StDrogo wrote:I'm a bit confused about the relevance of your response.....CEA and CA 19-9 ought to be particularly sensitive for such a substantial mass if this were cancer . .
[CEA/CA199]...only if the tissues are
certain types of CRC or gastrointestinal cancer, AND communicate well to the blood. Also some met locations don't report well. This is why we cast the net broader on the non-specific panels analyzed with respect to a prior cancer or CRC diagnosis (compared with specialized med papers). We would also consider a liquid biopsy, if available, for finding more specific hits in a tight situation with unknown disease process or id. Your wife presents differently than most, I'm not clear how normalized her health and panels were following surgeries. There is the possibility it might be relatively "benign", a new primary, CUPS or another mystery. Different doctors or papers may also reflect particular experience treating off different markers. I'm not clear whether you had Kras genetic test results.

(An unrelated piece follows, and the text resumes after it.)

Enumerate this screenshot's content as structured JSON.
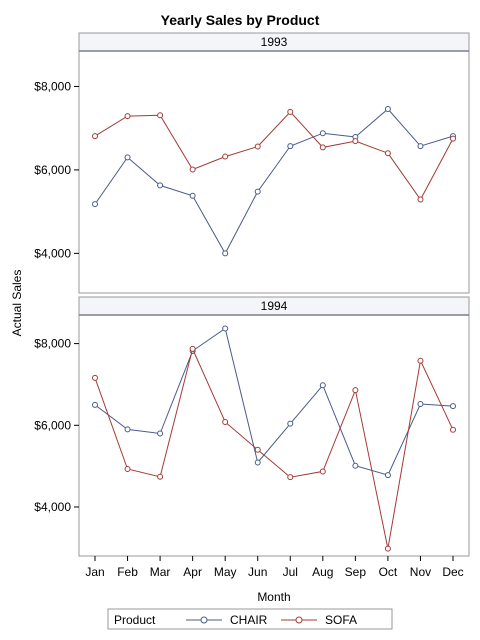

As time goes by, cell populations and/or expressions can change. We hit repeatedly at marker shifts or anomalies to suppress or remove them, as much as some preconception of the proper cancer treatment. A lot of people get thrown off by changes to a single marker trying to cling to prior methods and formulas that worked before, often with no formal options or trials available. On chemo, MCV changes have been distinctive for us too.
Timing and multiple adjuncts are factors with immune processes; recruitable high WBC seems preferable to depressed WBC and factions that remain unrecruited. The published perioperative with CIM are for metastatic spread prevention under particular conditions with some subtleties and exclusions. The published 3 week post op data seemed brittle to me. I have to say my bias is for longer, stronger pre-op with cumulative mild "good" molecules with multiple anti-inflammatory treatments, "natural" and not. We try to pick up many small improvements for both diagnostics and treatment chemistry where these capabilities interact beneficially.
PSK we use based on beneficial WBC and RBC changes that occurred with responses at two dose levels, as well as using CEA as a predictive marker for PSK benefit, based on published statistical associations with CRC treatment.
Our initial pre-op use of vitamin D3 (11,000 --> 17,000 iu) was based on concern about repletion (later validated), and enhancements, tempered by caution and supplies on hand. Our
later, higher dosage use of megavitamin D3 (and its supportive adjuncts) was not based on deficiency, it was based on the recommendations of a UCSF endocrinologist who tracked research and unusual reports across a century for vitamin D on immune responses including cancer, and his subsequent clinical experience.
On many supplements that are debated, like curcumin, I allow that there may be secondary processes, like extra transport routes, that are poorly documented. I've seen this issue ignored (or inadequately described) several times when I know there are extra transport considerations, or "interesting" human data.
Some shrinkage/necrosis responses are fast, some play out over a year or two; best marked by scans or biopsy too.